One of the most common hurdles we come across in the shop is convincing people that a decent pair of boots will cost more than a McDonald’s and a cinema ticket. We understand money can be tight and some things can be considered ‘luxuries’ but boots really split the camp. There are the “my feet carry me everywhere so I want them to be warm, dry and well supported” heroes and the eternally damned. I’ll leave you to place yourself.

 

For those in camp one, I would like to talk about my Salewa Rapace GTX for a moment. I got mine about three years ago when I wanted an all-round boot for the UK. Nothing to attack full winter with and obviously a bit much for a summer stroll on the beach but for all those boggy, gruelling ascents of typically British nature in between these are ready to make the journey with me.

 

The break in was relatively gentle. The tongue of the boot irritated me on the first few hikes with a thinner sock but has since softened and ceased to bother me. The thick nubuck uppers and Gore-Tex lining, with a bit of TLC, are still more than happy shrugging off everything from puddles to deep bog whilst the technical soles allow for nimble ascents of any grade of scramble making even the local mountain goats jealous.

 

Despite not being a B2, the Rapace will take a new-matic crampon, though a flexible bar may be necessary for bigger boot sizes or heavier loads (you or your kit).
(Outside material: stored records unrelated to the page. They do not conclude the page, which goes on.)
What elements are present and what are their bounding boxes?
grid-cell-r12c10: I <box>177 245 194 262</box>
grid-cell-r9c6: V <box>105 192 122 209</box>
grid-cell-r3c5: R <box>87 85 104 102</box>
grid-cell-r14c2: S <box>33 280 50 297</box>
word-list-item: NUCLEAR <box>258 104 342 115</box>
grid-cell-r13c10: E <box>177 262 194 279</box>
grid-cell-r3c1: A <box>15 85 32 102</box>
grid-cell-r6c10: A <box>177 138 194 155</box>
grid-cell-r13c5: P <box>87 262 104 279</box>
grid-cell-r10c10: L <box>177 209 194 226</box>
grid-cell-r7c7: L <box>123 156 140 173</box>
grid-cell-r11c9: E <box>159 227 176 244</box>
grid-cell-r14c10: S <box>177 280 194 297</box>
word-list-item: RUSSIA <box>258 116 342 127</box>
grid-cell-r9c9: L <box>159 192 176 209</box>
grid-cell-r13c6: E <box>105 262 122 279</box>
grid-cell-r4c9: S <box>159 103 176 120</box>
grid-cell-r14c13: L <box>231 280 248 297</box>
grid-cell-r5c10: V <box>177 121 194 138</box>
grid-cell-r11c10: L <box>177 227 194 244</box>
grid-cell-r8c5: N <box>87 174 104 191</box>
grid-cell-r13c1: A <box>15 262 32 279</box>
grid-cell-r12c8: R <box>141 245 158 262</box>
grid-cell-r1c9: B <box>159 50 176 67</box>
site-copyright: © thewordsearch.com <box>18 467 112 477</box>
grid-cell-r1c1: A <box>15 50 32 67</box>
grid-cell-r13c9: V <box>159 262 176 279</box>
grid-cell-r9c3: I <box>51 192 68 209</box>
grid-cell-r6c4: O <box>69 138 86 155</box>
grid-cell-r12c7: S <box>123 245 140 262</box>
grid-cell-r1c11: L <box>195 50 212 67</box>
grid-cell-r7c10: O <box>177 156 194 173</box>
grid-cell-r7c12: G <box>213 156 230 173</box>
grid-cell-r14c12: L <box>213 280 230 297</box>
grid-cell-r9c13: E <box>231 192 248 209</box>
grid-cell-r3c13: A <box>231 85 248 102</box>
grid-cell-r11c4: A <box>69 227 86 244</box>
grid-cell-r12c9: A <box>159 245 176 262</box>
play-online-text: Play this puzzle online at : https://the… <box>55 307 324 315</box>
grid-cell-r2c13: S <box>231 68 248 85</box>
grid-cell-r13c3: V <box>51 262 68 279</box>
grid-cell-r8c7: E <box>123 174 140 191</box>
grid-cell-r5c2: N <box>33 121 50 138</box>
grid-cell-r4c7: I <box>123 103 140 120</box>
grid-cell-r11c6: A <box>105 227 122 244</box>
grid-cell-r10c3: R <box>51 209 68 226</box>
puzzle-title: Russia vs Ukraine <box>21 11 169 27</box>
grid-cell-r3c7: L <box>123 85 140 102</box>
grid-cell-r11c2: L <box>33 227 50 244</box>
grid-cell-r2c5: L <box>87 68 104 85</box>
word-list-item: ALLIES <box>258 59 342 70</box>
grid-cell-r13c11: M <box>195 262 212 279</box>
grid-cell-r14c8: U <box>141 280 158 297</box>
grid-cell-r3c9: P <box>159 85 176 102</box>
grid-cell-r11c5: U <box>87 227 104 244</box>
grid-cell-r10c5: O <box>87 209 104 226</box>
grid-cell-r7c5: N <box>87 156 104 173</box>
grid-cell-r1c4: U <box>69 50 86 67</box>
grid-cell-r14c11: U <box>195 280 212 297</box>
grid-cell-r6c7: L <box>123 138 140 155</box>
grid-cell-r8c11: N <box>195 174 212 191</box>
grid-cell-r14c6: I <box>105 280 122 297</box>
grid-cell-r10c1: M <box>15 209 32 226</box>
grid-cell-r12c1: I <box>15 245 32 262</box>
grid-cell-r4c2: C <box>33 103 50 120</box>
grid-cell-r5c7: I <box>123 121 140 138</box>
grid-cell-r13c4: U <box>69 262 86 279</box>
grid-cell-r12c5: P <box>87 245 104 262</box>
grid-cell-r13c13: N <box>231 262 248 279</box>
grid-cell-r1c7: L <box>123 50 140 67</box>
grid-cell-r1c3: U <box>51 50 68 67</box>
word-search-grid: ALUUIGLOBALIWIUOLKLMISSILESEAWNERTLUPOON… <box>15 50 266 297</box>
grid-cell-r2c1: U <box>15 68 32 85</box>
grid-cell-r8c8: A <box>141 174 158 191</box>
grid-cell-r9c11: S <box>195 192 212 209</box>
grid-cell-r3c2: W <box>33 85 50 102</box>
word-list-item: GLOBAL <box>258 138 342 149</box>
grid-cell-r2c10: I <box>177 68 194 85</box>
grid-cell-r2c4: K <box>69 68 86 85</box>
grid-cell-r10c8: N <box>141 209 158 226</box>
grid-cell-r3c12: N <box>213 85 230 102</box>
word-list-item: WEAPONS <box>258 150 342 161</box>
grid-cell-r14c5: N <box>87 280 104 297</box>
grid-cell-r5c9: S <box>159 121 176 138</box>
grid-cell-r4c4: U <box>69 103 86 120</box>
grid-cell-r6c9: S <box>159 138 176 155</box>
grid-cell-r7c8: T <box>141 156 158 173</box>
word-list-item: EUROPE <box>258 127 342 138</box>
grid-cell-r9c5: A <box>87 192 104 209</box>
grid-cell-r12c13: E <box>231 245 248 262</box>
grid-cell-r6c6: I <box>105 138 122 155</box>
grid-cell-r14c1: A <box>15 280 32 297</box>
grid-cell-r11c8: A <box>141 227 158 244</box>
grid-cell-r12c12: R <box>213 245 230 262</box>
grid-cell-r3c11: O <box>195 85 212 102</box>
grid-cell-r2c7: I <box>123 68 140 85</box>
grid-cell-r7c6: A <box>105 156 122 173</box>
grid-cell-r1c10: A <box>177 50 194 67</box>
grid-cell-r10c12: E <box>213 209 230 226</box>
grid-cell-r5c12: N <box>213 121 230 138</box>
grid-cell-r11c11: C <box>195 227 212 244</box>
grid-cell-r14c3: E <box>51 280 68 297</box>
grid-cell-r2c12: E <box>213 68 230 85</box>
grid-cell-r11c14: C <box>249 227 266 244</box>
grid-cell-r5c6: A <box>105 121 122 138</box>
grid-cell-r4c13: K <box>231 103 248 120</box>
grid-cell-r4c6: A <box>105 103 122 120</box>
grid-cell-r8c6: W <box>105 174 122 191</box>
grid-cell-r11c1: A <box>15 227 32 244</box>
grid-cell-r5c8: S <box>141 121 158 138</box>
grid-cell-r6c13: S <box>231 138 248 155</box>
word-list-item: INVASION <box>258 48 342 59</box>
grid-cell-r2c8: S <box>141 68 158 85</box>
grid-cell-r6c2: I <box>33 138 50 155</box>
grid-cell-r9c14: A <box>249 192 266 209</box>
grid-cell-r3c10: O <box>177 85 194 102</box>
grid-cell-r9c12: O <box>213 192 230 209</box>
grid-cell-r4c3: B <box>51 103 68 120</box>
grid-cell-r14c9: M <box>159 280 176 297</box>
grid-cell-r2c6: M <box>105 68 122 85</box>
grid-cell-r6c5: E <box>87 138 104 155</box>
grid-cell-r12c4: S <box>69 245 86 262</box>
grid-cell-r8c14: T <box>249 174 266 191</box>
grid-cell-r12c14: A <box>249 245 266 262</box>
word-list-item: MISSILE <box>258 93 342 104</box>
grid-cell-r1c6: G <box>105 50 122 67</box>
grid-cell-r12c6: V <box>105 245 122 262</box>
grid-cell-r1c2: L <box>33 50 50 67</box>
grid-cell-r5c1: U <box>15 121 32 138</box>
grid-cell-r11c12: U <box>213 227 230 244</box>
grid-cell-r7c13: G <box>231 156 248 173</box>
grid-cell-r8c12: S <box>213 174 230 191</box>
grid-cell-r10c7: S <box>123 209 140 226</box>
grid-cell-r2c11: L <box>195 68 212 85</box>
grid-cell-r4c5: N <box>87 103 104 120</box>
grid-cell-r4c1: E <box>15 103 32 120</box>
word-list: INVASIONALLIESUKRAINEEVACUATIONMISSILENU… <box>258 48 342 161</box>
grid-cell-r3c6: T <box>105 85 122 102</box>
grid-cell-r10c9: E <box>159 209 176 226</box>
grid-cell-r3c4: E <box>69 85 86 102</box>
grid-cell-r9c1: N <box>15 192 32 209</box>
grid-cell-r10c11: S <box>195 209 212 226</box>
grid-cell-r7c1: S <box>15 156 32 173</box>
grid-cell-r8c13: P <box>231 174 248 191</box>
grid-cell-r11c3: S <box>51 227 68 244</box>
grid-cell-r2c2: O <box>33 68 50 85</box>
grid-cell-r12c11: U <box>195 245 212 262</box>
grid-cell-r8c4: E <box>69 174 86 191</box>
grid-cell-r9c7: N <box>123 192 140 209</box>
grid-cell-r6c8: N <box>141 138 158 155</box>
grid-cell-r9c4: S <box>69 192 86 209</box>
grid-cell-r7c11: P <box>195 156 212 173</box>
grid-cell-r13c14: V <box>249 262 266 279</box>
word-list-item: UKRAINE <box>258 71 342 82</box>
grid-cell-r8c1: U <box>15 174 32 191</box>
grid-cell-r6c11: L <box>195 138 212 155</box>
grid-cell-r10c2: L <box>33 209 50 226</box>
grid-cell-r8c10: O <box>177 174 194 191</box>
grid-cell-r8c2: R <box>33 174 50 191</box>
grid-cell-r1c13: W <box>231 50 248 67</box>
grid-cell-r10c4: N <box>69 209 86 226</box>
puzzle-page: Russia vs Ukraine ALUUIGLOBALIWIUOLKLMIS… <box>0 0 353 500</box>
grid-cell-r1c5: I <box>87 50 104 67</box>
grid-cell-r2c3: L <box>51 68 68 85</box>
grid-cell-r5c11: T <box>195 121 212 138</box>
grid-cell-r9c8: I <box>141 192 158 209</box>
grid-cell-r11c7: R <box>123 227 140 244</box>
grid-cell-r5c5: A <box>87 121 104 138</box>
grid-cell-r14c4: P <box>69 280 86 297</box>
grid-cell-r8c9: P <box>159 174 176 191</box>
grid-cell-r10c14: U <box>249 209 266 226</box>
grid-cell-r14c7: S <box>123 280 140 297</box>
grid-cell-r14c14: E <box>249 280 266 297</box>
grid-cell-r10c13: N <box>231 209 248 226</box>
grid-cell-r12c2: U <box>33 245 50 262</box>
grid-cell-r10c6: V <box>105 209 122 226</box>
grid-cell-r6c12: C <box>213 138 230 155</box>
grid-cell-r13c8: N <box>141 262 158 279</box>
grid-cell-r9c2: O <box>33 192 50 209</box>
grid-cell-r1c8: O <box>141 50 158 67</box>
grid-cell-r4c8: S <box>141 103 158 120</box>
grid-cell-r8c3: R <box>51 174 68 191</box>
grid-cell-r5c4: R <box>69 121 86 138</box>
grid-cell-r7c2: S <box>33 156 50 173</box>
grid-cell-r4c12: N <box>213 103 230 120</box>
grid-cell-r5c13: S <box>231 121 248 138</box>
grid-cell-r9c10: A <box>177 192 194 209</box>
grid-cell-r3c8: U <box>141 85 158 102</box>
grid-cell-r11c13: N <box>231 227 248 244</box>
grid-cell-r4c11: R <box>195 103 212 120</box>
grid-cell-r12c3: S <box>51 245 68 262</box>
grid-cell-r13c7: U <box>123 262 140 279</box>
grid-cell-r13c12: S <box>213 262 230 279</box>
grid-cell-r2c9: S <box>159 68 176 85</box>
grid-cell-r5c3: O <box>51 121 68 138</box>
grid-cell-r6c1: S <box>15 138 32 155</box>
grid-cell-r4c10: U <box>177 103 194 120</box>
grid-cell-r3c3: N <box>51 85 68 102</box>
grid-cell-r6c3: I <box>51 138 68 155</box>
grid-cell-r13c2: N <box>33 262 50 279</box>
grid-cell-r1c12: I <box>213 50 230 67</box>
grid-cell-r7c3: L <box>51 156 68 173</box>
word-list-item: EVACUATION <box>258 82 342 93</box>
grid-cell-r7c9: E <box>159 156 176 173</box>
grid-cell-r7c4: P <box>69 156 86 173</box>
The sole unit is a durable vibram number with a deep tread and dedicated climbing zone; despite this, as with any of the harder wearing soles, you do feel like Bambi on ice when sheer rock faces get super slick and slimy. If I ever find the fabled boot that handles this without falling apart in a season I’ll let you know but until then I jump in my Scarpa Oxygens for shorter days on wetter rock.

 

The nubuck uppers have been heat treated to stop them stretching. This has a couple of major benefits. First, stretch is completely negated. The fit on day 1 is the same as the fit on day 100 and that makes buying them so much easier.. Secondly, the nubuck remains unbroken. No weak points for water and mud to sneak in through and start breaking down the sensitive mid-layers of your boot. Fancy stuff, eh?

 

The midsole is stiff enough to keep longer hikes comfortable and help with carrying bigger bags but also offers enough flex to keep the ankle grounded in the boot. I rarely feel entirely at one with bigger boots being a light build but these things are just an extension of my body. I’m hoping I can keep them going for a few more years.